The ideal person is able to be above all this: when they make a mistake they concede that they were wrong, they are so generous as to thank the corrector. If people attack them, they do not strike back. When others are down, they forgive. This is someone I have rarely seen, and the peculiar honor culture of social media may make it impossible for the ideal individual to have any policy other than abstention.
What makes this especially difficult to swallow is that these personal problems should not be impossible to solve. Someone who has done incredible work to advance human knowledge does not lack the willpower or the skills to forgive someone who was rude to them once on Twitter, but that incapacity is demonstrated again and again. People at the top of their careers should actually have the time and energy to fix this personal issues, but they don’t seem to want to. Part of this is that factional conflict has made a culture of anger more morally appealing, but I believe the deeper truth is that it is just very hard to change.
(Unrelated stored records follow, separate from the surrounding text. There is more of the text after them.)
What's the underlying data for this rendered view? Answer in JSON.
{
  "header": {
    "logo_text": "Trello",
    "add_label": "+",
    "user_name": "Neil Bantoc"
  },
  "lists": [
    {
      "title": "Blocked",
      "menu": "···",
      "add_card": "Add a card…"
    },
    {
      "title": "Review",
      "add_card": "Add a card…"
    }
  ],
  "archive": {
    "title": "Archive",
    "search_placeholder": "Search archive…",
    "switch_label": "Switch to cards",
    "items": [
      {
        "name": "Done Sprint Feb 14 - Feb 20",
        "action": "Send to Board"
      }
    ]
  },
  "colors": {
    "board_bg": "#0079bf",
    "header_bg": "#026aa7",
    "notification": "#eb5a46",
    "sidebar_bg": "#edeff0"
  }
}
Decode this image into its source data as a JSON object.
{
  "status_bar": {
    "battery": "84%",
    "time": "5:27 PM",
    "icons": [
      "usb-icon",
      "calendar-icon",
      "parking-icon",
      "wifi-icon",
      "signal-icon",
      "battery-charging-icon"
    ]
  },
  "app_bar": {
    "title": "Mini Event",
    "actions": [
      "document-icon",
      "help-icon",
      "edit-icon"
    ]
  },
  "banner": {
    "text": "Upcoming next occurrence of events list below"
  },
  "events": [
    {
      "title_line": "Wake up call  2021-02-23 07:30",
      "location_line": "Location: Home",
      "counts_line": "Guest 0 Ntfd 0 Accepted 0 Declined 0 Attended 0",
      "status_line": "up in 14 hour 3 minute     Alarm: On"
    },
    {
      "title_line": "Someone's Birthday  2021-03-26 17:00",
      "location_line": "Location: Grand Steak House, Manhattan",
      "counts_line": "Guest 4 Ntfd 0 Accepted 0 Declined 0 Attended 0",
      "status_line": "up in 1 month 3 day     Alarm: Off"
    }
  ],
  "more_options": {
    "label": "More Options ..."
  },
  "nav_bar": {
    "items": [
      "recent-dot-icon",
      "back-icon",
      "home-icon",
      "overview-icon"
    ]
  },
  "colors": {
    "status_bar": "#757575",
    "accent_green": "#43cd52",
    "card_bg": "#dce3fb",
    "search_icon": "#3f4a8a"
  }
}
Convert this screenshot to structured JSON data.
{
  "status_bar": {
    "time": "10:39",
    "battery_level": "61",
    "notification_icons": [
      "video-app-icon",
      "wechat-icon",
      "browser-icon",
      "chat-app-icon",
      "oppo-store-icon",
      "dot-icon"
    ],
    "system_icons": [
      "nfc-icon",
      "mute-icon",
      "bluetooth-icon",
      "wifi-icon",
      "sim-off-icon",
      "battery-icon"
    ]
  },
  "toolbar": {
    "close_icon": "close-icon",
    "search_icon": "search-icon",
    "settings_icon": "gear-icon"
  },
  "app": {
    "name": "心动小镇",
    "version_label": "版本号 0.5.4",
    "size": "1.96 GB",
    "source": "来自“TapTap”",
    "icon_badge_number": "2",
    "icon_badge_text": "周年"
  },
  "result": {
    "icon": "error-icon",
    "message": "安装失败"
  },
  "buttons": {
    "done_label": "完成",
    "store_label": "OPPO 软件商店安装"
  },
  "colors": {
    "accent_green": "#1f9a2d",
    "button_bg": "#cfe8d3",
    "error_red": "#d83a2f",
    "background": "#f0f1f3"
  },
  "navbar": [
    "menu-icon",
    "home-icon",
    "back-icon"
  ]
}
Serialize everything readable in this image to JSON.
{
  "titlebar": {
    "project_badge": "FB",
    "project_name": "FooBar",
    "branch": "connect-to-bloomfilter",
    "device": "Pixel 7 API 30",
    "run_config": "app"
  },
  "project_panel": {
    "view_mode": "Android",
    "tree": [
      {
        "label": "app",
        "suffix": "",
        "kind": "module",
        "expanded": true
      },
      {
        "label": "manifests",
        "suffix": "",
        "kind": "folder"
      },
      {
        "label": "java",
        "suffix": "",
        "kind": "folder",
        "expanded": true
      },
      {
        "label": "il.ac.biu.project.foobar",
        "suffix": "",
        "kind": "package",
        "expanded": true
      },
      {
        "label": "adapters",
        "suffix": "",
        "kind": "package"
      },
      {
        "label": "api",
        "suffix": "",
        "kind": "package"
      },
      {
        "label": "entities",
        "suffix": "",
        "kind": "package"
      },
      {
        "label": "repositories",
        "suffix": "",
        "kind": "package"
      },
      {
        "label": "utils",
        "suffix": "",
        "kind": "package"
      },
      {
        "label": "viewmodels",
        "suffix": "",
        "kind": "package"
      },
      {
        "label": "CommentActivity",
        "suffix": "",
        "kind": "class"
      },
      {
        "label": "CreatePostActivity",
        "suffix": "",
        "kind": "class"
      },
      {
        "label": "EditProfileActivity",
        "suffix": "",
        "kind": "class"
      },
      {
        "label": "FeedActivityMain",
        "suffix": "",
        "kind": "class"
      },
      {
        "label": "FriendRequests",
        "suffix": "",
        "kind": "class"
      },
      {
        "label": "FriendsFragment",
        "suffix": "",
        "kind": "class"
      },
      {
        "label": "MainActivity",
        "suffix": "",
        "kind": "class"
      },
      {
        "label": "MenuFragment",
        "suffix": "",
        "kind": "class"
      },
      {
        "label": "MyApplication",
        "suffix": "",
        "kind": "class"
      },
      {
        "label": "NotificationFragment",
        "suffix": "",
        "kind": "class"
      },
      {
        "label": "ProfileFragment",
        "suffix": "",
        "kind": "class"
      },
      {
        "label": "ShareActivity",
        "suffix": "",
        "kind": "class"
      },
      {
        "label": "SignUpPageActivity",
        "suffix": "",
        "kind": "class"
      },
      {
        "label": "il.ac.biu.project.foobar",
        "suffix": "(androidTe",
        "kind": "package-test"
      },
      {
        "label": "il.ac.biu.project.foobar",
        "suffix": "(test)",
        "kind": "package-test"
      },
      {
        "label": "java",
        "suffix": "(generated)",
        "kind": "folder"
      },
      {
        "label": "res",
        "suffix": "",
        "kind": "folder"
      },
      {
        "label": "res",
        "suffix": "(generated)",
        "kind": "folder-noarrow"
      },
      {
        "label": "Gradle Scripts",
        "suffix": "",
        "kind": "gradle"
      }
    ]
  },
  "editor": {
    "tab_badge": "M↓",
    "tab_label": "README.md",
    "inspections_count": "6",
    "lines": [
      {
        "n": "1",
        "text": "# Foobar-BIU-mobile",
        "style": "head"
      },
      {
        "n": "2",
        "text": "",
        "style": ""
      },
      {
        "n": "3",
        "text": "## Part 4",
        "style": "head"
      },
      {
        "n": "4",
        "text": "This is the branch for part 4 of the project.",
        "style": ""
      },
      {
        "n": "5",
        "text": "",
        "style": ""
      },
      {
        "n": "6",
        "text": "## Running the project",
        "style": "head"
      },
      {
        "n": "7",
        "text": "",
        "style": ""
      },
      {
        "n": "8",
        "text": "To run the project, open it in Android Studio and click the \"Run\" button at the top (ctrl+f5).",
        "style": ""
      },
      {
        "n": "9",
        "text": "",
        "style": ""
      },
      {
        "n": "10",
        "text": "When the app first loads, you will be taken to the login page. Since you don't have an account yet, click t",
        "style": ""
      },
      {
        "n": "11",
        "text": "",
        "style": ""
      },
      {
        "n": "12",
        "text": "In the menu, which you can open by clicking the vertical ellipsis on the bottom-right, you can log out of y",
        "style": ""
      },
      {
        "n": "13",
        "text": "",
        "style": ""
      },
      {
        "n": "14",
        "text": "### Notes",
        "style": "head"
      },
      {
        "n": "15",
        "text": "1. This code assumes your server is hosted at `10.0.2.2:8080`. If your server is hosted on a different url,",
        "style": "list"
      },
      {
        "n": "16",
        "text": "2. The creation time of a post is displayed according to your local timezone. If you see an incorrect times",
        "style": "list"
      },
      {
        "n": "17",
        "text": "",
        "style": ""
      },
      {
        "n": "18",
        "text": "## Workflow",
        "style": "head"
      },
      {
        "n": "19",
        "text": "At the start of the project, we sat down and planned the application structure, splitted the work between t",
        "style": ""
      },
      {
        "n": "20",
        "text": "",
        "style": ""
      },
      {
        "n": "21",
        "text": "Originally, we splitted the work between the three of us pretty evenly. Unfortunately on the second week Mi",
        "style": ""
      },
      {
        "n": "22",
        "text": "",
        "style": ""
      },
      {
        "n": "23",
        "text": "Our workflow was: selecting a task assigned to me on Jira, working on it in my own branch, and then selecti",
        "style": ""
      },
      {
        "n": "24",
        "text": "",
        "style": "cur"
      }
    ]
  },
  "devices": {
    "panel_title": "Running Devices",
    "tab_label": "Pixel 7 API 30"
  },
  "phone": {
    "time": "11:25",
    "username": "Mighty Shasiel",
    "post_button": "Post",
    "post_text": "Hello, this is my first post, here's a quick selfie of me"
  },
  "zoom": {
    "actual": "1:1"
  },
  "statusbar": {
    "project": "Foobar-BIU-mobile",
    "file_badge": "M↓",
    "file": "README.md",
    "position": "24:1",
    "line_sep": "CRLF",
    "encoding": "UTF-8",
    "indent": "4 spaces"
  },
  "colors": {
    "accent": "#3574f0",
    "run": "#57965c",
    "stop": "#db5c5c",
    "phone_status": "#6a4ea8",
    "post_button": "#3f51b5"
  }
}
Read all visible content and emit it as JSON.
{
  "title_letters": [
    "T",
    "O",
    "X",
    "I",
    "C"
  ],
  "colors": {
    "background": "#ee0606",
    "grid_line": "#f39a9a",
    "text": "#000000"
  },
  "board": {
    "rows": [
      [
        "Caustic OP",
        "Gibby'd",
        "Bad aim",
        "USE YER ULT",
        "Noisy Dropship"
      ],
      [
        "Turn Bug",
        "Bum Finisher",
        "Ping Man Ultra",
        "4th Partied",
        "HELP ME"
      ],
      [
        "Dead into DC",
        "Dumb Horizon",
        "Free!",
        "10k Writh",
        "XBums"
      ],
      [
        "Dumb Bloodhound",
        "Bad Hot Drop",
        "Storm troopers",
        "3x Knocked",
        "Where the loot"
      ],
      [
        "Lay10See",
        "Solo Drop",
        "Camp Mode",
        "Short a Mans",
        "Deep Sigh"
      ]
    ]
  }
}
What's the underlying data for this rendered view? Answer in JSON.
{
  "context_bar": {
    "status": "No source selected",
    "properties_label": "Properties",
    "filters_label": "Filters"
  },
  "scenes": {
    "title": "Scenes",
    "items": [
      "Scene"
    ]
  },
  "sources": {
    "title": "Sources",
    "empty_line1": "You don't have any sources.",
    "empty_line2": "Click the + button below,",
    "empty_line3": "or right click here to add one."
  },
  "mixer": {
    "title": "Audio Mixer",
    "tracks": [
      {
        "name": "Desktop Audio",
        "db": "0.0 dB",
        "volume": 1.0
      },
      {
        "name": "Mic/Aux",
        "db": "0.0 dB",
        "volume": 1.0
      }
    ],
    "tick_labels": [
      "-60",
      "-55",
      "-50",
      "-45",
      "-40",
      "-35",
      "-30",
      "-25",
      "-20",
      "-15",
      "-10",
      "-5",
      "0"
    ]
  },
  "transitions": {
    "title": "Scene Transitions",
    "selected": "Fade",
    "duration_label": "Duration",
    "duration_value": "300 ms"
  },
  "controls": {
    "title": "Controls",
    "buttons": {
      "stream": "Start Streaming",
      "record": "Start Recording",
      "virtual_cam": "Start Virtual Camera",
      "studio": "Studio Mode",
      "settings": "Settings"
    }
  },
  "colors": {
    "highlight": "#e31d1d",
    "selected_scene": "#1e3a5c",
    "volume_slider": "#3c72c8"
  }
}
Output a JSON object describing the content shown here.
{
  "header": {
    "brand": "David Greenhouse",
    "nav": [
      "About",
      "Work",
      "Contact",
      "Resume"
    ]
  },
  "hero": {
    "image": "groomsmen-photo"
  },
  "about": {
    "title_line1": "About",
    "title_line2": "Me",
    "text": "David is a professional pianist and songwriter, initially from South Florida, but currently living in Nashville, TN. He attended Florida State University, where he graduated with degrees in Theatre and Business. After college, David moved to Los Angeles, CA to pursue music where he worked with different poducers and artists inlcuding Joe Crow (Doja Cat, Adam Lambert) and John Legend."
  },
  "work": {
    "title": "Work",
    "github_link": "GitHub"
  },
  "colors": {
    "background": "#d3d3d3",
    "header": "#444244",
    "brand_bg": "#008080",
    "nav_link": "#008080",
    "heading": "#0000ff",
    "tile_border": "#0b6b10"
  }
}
The world would be better if more people fit the ideal, but how to achieve that is very difficult to say. Increasing the supply of the moral luck is likely the biggest part of it, making people more secure in their emotions and basic needs allows virtue to become a bigger concern. It would also be wonderful if somehow we culturally shifted to valuing these virtues and above-all valued their pursuit. Most people consider themselves to be good, and the idea that they have some flaw is psychologically unacceptable to them. It is easy to be good, and they want to keep things easy. But we should all accept the hard work that it takes to become good and we ought to cultivate whatever is needed to forgive those who are still trying.
I consider myself a good person. But I am selfish, I am cowardly, I am inefficient, I am disorganized, I waste, I gossip, I deceive myself, I avoid confrontation and do what is easy, I avoid addressing negative emotions at cost to others, I cause needless hurt through inaction. I pray forgiveness for these and hope that I may be better.